For Johnson and his team’s next trick, they used AI to automate science, itself. Once Moderna’s scientists have an mRNA to experiment with, they do pre-clinical tests in the lab. They then pore over reams of data to see which mRNAs could progress to the next stage: animal trials. This process is long, repetitive, and soul-sucking — ill-suited to a creative scientist but great for a mindless AI algorithm. With scientists’ input, models were made to automate this tedious process.
“We don’t think about AI in the context of replacing humans,” says Dave Johnson, chief data and AI officer at Moderna. “We always think about it in terms of this human-machine collaboration, because they’re good at different things. Humans are really good at creativity and flexibility and insight, whereas machines are really good at precision and giving the exact same result every single time and doing it at scale and speed.”
All these AI systems were in put in place over the past decade. Then COVID showed up. So when the genome sequence of the coronavirus was made public in January 2020, Moderna was off to the races pumping out and testing mRNAs that would tell cells how to manufacture the coronavirus’s spike protein so that the body’s immune system would recognize and destroy it. Within 42 days, the company had an mRNA vaccine ready to be tested in humans. It eventually went into hundreds of millions of arms.
Biotech harnesses the power of AI
Moderna is now turning its attention to other ailments that could be solved with mRNA, and the company is continuing to lean on AI. Scientists are still coming to Johnson with automation requests, which he happily obliges.
“We don’t think about AI in the context of replacing humans,” he told the Me, Myself, and AI podcast. “We always think about it in terms of this human-machine collaboration, because they’re good at different things. Humans are really good at creativity and flexibility and insight, whereas machines are really good at precision and giving the exact same result every single time and doing it at scale and speed.”

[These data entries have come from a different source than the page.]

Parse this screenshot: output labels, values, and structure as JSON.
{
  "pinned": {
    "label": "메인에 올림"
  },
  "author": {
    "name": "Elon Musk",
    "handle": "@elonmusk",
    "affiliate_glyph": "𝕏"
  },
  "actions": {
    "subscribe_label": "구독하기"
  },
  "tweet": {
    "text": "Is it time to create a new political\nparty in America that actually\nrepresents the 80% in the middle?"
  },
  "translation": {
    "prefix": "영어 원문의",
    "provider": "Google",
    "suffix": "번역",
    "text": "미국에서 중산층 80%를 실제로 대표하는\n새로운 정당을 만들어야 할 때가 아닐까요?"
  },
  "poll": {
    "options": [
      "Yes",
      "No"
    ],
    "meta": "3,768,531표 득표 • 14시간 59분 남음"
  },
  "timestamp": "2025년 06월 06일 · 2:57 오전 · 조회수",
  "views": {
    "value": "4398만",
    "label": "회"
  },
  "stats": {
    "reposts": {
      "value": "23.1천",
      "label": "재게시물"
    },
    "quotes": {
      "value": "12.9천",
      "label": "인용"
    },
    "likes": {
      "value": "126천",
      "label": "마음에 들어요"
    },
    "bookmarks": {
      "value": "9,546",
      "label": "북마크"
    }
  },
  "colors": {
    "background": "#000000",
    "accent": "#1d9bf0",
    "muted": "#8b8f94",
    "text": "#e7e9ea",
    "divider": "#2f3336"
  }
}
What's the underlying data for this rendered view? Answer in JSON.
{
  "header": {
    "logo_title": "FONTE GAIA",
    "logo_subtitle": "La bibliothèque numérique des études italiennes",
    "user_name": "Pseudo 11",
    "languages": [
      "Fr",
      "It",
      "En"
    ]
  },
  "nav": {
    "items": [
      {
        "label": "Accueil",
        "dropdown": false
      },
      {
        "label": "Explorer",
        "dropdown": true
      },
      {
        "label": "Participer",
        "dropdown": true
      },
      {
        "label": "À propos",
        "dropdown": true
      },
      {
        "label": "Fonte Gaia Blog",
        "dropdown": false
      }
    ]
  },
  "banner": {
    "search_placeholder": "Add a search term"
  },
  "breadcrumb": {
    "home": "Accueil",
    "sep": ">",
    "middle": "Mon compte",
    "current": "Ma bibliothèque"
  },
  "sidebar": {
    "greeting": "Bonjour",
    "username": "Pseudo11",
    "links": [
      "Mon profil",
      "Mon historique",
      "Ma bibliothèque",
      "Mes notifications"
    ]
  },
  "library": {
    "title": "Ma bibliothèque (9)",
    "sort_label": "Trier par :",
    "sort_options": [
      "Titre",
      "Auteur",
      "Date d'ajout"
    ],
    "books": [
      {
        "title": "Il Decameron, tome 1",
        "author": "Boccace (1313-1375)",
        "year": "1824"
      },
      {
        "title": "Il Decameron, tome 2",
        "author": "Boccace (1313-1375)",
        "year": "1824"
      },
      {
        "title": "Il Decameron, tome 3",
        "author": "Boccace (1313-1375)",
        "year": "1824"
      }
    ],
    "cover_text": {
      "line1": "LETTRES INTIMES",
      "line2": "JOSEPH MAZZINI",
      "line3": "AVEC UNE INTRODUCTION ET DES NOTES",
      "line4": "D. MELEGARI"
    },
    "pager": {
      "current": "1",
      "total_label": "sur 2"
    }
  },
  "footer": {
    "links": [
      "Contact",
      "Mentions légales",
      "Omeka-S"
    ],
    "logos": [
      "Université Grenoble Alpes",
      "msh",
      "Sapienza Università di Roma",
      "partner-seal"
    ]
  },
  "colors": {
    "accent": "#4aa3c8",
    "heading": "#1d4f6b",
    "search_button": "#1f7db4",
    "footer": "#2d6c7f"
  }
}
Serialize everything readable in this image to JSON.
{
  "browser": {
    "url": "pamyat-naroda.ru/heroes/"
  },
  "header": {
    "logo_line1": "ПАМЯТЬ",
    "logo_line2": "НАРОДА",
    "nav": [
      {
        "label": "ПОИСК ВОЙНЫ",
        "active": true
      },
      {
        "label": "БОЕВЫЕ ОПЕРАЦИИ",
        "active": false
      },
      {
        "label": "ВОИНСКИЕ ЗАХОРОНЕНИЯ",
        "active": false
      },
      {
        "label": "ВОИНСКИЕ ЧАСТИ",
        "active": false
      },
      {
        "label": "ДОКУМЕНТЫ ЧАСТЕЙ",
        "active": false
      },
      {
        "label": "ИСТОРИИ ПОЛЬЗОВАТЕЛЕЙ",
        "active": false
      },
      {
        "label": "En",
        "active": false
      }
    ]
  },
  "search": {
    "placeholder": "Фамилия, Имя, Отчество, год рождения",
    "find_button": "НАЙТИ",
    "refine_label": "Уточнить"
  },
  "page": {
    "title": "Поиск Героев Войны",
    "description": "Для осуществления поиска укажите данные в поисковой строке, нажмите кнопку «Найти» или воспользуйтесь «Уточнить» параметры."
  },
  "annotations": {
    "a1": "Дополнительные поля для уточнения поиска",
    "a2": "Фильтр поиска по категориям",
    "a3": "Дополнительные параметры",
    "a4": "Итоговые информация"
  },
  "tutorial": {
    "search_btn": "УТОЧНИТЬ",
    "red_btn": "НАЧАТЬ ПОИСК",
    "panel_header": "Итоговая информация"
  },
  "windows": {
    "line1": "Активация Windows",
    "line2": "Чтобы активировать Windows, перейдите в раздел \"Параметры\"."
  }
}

Moderna, which was founded as a “digital biotech,” is undoubtedly the poster child of AI use in mRNA vaccines. Moderna recently signed a deal with IBM to use the company’s quantum computers as well as its proprietary generative AI, MoLFormer.
Moderna’s success is encouraging other companies to follow its example. In January, BioNTech, which partnered with Pfizer to make the other highly effective mRNA vaccine against COVID, acquired the company InstaDeep for $440 million to implement its machine learning AI across its mRNA medicine platform. And in May, Chinese technology giant Baidu announced an AI tool that designs super-optimized mRNA sequences in minutes. A nearly countless number of mRNA molecules can code for the same protein, but some are more stable and result in the production of more proteins. Baidu’s AI, called “LinearDesign,” finds these mRNAs. The company licensed the tool to French pharmaceutical company Sanofi.
Writing in the journal Accounts of Chemical Research in late 2021, Sebastian M. Castillo-Hair and Georg Seelig, computer engineers who focus on synthetic biology at the University of Washington, forecast that AI machine learning models will further accelerate the biotechnology research process, putting mRNA medicine into overdrive to the benefit of all.